Pero el que sirve ha de tener capacidad para servir, renunciando al mismo tiempo a la tentación de servirse de los demás para los propios fines. Al servidor de todos (pensemos en una madre o un padre de familia, en el director de un colegio, en esa persona que mantiene en pie y funcionando una hacienda, una empresa, una casa) se le suele dar poca importancia mientras está cumpliendo su labor, pero cuando falta su servicio y las cosas dejan de funcionar, entonces empezamos a valorar su actividad concediéndole la importancia que merece, y ello aunque ese servidor sea el último de todos en estimación o reconocimiento.
Y para ilustrar aún más su enseñanza, Jesús acercó a un niño, lo puso en medio de ellos, lo abrazó y les dijo: El que acoge a un niño como éste en mi nombre, me acoge a mí; y el que me acoge a mí, no me acoge a mí, sino al que me ha enviado. Entre los últimos en la estimación social se encontraban sin duda los niños. Nadie, salvo sus padres, podía calificar a un niño de importante.
Un niño, aun siendo objeto de todas las atenciones y cuidados por parte de la sociedad, carece de importancia social. Se le forma y se le educa para que algún día tenga relevancia social, pero en su condición de niño y receptor carece de tal relevancia. Por eso, no debe extrañar la elección de Jesús para ilustrar su enseñanza. El niño simboliza no sólo la pequeñez y el desvalimiento, sino la carencia de relevancia o peso social. En este sentido es realmente último, aunque no se le pueda calificar de servidor. «Acoger a un niño» es dar importancia, como hacen los padres con sus hijos, a lo pequeño y necesitado del cuidado de los adultos; más aún, acoger a un niño es acoger al mismo Jesús, puesto que él se identifica con el niño tanto como con el hambriento, el enfermo o el encarcelado.
Y es que Jesús hace de los indigentes (los últimos) de este mundo el sacramento de su presencia.
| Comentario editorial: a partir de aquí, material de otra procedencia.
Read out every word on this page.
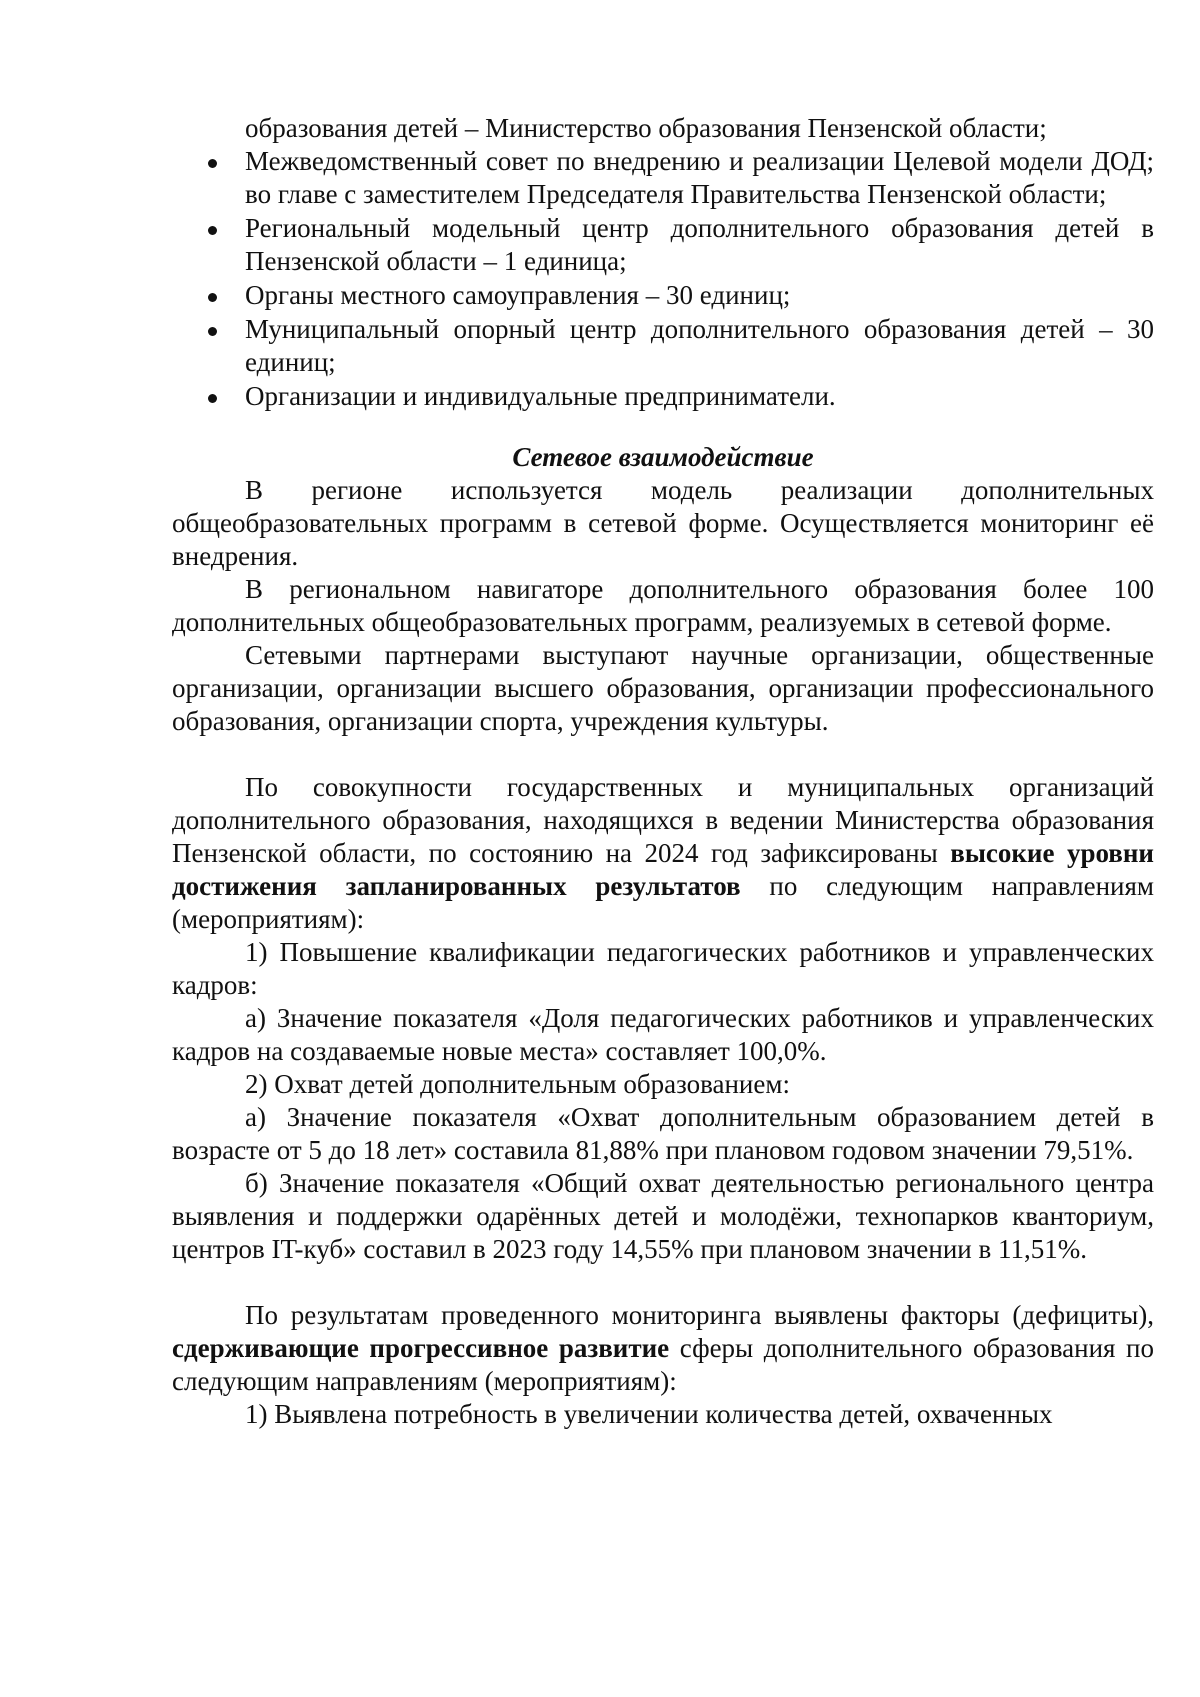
образования детей – Министерство образования Пензенской области;

Межведомственный совет по внедрению и реализации Целевой модели ДОД; во главе с заместителем Председателя Правительства Пензенской области;
Региональный модельный центр дополнительного образования детей в Пензенской области – 1 единица;
Органы местного самоуправления – 30 единиц;
Муниципальный опорный центр дополнительного образования детей – 30 единиц;
Организации и индивидуальные предприниматели.

Сетевое взаимодействие

В регионе используется модель реализации дополнительных общеобразовательных программ в сетевой форме. Осуществляется мониторинг её внедрения.

В региональном навигаторе дополнительного образования более 100 дополнительных общеобразовательных программ, реализуемых в сетевой форме.

Сетевыми партнерами выступают научные организации, общественные организации, организации высшего образования, организации профессионального образования, организации спорта, учреждения культуры.

По совокупности государственных и муниципальных организаций дополнительного образования, находящихся в ведении Министерства образования Пензенской области, по состоянию на 2024 год зафиксированы высокие уровни достижения запланированных результатов по следующим направлениям (мероприятиям):

1) Повышение квалификации педагогических работников и управленческих кадров:

а) Значение показателя «Доля педагогических работников и управленческих кадров на создаваемые новые места» составляет 100,0%.

2) Охват детей дополнительным образованием:

а) Значение показателя «Охват дополнительным образованием детей в возрасте от 5 до 18 лет» составила 81,88% при плановом годовом значении 79,51%.

б) Значение показателя «Общий охват деятельностью регионального центра выявления и поддержки одарённых детей и молодёжи, технопарков кванториум, центров IT-куб» составил в 2023 году 14,55% при плановом значении в 11,51%.

По результатам проведенного мониторинга выявлены факторы (дефициты), сдерживающие прогрессивное развитие сферы дополнительного образования по следующим направлениям (мероприятиям):

1) Выявлена потребность в увеличении количества детей, охваченных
Así lo ha querido el que siendo de condición divina se hizo como un hombre cualquiera. Por eso, el que le acoge a él está acogiendo al mismo Dios, al Padre que lo envió. La ecuación se resuelve en esta fórmula: el que acoge a un niño acoge al mismo Dios, puesto que acoge a Jesús, su enviado, que se hace presente en él.
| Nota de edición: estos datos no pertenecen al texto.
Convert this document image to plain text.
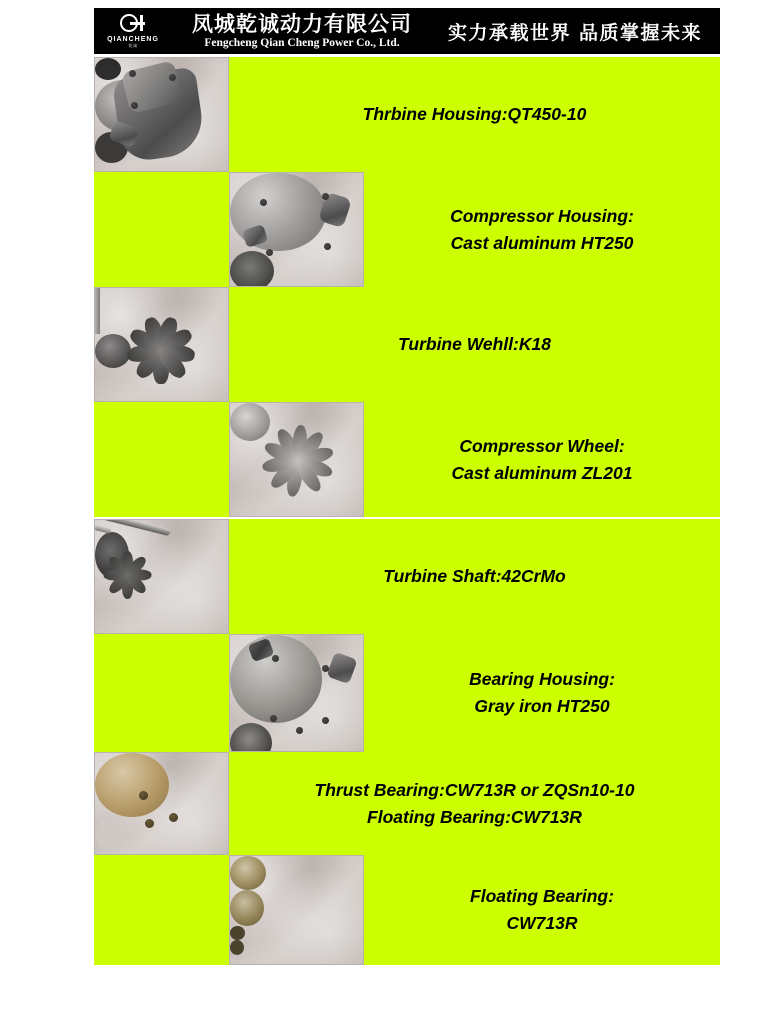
QIANCHENG
乾诚
凤城乾诚动力有限公司
Fengcheng Qian Cheng Power Co., Ltd.	实力承载世界 品质掌握未来
Thrbine Housing:QT450-10
Compressor Housing:
Cast aluminum HT250
Turbine Wehll:K18
Compressor Wheel:
Cast aluminum ZL201
Turbine Shaft:42CrMo
Bearing Housing:
Gray iron HT250
Thrust Bearing:CW713R or ZQSn10-10
Floating Bearing:CW713R
Floating Bearing:
CW713R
Al acoger lo menos importante –según la apreciación social- estaremos dando acogida a lo más importante ontológica y objetivamente, al Dios que está por encima de todo. Sucede que Dios, que está presente tanto en lo más pequeño –el átomo y sus partículas subatómicas- como en lo más grande –el universo de las galaxias y sus cúmulos-, estima en el ser humano el realismo de la humildad. Y no hay mejor medicina para una cura de humildad que contemplarse a sí mismo en esta tierra que habita a escala cósmica para advertir que no es más que un punto imperceptible en el espacio galáctico.
No obstante, y a pesar de semejante pequeñez, Dios nos ve y nos engrandece a una proporción digna de su mirada amorosa; porque es el amor el que nos hace visibles a la mirada de Dios, de modo semejante a como un niño es importante a la mirada de sus padres. Lo que nos hace importantes y dignos de aprecio es, por consiguiente, la mirada de quienes nos aman. Y no hay mirada comparable a la mirada de Dios para apreciar los valores que se encuentran en nosotros y nos hacen realmente grandes o primeros.